Pole-sitter Ricciardo looked set to triumph at the blue-riband race and win his first grand prix in nearly two years only to arrive for his second pit stop with his mechanics caught off guard.
A painfully slow stop ensued as the Red Bull crew frantically attempted to find all four tyres and fit them to the Australian's car.
"It's two weekends in a row I've been screwed now"
Ricciardo, who was denied victory at the last race in Spain following another strategical blunder by his team, emerged from the pits in second place behindeventual race-winner Lewis Hamilton.
Despite his best efforts to pass Hamilton at a circuit where overtaking is virtually impossible, Ricciardo was forced to settle for the runners-up trophy.
"It's two weekends in a row I've been screwed now," said Ricciardo. "I got called into the pits for slicks, and the tyres weren't ready. They should have been ready.

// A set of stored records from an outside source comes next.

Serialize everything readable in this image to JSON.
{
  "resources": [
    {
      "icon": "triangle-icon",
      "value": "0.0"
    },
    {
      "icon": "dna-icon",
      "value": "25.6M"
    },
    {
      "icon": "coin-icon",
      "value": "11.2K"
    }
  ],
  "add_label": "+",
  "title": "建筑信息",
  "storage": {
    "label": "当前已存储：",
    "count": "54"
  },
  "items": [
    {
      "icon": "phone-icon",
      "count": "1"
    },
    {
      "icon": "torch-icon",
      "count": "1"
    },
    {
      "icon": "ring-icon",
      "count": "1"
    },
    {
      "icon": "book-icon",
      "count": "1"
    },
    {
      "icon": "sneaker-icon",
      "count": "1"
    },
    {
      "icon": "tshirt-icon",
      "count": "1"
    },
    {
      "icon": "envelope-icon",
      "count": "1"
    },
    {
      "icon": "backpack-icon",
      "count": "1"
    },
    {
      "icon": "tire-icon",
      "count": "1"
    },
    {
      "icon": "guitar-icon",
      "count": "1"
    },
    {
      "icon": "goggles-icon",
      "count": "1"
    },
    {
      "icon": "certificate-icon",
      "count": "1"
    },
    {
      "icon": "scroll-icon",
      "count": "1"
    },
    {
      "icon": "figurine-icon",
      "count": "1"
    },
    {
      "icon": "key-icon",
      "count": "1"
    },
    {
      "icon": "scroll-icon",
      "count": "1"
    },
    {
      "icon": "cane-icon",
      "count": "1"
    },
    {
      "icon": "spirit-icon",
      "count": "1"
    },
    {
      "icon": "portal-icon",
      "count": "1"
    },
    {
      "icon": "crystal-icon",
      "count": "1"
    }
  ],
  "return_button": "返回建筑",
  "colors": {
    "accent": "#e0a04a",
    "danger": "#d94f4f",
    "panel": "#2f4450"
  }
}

"I didn't make the call. I got to the pits and everyone's running around like headless 'chooks' (chickens).
"I'm massively, massively disappointed. I don't like being up here being miserable, because I got a podium in Formula One, so it should be a good day, but when it happens two weekends in a row it is hard to take. It sucks."
While Red Bull team principal Christian Horner apologised to Ricciardo for the faux-pas, he claimed the unique pit-wall and garage layout of this most historic of venues contributed to the embarrassing mix-up.
"Having seen Mercedes put the ultrasoft on Lewis Hamilton's car, the call was made in plenty of time to go one step harder in compound with the supersoft because we believed it had a better range," explained Horner.
"The pit-wall is upstairs, the garage is downstairs and unfortunately the set of tyres we called for were at the back of the garage so there was a scramble.
"They had the soft tyre ready and when the call came they couldn't get the tyres to the car which probably cost 10 seconds.
"It was gutting to lose a victory like that. All we do is apologise to Daniel that we hadn't given him a good enough service today. The miscommunication on tyre management let us down."
It topped a difficult afternoon for Red Bull with Max Verstappen, the 18-year-old who became the sport's youngest-ever winner last time out in Spain, failing to reach the chequered flag after a collision with the barriers. He had weaved his way up to ninth place before coming unstuck.
It was Verstappen's third shunt of a error-prone weekend, bringing him firmly back down to earth after his Barcelona heroics.
"He had a very strong first half of the race, running in the top 10 and pulling off some great moves," said Horner of the Dutchman who started in the pit lane after his qualifying crash.
"He saw Nico Rosberg not far ahead but conditions caught him out. He apologised to everyone for yesterday. He is balanced and intelligent and he'll take this and learn."